CEO Steve Williams has previously said that burgeoning U.S. oil growth in regions such as North Dakota is putting pressure on the economics of the multibillion-dollar upgrader, which has been shelved since late 2008.
“It’s important to note that we have seen a lot of stories about the big gap between Canadian crude prices and West Texas intermediate [WTI] and broader world benchmarks,” added Mr. Chandler, “and that’s beginning to weigh a bit on the oil patch story.”
Heavy crude, like that produced in the oil sands, has historically traded at a discount to WTI, a U.S. light oil benchmark priced at Cushing, Okla.
Recently, that price gap has at times widened to roughly $40 as pipeline bottlenecks prevent growing oil sands production from getting to the most lucrative markets.
Mr. Chandler also cited suspense over the future of the Keystone XL pipeline, which would carry bitumen from the Alberta oil sands to U.S. refineries in the Gulf of Mexico.
U.S. President Barack Obama rejected the pipeline last year, but invited TransCanada Corp. to file a new application with an altered route that would skirt an ecologically sensitive area in Nebraska.
TransCanada did that and is now awaiting word on approval from the U.S. State Department.
Copper prices rose in the wake of the Chinese data. China is the world’s biggest consumer of the metal, which is viewed as an economic barometer as it is used in so many applications.

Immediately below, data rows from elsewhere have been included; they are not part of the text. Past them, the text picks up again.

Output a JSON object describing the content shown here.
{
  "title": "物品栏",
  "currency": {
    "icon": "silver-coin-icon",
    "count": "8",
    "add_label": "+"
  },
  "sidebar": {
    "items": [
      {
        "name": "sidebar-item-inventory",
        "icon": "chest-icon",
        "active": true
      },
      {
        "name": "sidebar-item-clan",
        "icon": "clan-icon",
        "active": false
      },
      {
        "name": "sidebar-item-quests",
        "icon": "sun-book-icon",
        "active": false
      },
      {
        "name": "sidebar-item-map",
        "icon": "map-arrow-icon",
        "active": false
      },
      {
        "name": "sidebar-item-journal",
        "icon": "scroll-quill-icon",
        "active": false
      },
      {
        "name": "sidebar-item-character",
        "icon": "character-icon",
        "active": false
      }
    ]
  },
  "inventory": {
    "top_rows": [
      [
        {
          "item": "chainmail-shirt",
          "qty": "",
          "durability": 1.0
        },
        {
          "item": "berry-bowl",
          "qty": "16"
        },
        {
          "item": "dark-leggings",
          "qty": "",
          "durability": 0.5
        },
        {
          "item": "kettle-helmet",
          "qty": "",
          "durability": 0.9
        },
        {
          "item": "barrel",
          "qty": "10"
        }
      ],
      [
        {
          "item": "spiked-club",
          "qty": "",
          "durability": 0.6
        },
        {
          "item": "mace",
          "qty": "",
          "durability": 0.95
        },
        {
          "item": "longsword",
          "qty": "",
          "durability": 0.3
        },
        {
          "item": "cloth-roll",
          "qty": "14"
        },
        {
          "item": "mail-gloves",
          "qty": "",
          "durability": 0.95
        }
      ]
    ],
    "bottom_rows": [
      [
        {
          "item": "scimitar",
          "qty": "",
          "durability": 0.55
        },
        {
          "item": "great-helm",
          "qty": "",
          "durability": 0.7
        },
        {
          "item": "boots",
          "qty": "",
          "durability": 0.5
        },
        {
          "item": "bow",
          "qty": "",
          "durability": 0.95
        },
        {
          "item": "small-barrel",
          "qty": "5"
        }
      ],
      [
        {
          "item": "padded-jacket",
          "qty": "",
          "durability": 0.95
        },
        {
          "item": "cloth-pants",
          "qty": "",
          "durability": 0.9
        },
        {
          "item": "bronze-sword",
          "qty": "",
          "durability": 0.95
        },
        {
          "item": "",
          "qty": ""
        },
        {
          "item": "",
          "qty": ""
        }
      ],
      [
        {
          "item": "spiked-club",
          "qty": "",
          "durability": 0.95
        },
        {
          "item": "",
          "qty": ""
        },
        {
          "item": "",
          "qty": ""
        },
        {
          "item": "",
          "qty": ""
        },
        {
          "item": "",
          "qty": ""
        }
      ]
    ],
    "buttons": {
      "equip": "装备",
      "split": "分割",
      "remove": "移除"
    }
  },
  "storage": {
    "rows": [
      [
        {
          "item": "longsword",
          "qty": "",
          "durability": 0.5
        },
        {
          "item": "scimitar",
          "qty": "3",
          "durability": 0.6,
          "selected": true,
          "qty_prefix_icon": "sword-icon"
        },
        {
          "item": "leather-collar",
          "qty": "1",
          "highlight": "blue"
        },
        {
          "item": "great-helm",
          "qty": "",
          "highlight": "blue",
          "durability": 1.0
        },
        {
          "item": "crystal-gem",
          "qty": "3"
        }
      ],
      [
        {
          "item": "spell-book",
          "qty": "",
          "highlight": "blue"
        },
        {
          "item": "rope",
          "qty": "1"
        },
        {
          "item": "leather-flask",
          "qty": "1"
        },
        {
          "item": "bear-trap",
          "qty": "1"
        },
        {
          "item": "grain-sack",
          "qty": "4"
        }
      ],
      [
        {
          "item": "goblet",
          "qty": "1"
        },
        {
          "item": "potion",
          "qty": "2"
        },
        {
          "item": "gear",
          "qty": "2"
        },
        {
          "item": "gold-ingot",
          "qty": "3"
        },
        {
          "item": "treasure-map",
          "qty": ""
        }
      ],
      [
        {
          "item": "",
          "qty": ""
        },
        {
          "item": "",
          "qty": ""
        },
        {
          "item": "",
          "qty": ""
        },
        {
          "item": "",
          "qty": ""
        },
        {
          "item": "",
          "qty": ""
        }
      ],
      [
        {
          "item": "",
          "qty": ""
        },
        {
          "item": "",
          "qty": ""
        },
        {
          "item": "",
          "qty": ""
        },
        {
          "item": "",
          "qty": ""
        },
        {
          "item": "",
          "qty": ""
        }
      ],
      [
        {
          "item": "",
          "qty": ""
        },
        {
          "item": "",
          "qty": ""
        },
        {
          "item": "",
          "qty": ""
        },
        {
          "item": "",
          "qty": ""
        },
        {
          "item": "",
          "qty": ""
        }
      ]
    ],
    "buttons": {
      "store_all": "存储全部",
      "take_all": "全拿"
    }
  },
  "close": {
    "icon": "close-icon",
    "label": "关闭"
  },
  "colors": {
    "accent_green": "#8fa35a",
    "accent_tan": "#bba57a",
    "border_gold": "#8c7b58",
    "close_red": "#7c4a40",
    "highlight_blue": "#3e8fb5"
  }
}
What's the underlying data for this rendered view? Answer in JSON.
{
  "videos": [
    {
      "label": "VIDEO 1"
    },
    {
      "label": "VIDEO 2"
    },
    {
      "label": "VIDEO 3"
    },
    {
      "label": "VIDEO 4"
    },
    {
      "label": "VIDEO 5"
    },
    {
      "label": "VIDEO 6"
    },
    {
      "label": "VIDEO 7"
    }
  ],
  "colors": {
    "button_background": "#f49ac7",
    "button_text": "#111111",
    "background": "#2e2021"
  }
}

The March contract on the New York Mercantile Exchange was up two cents to $3.68 (U.S.) a pound.
Oil prices maintained a jump of about $2 over the past two sessions after inventory data showed a sharp decrease in stocks last week. Prices also found support this week after Islamic militants seized an Algerian natural gas facility.
The February crude contract on the Nymex added 7 cents to $95.56 a barrel.
February gold bullion was off $3.80 to $1,687.50 an ounce.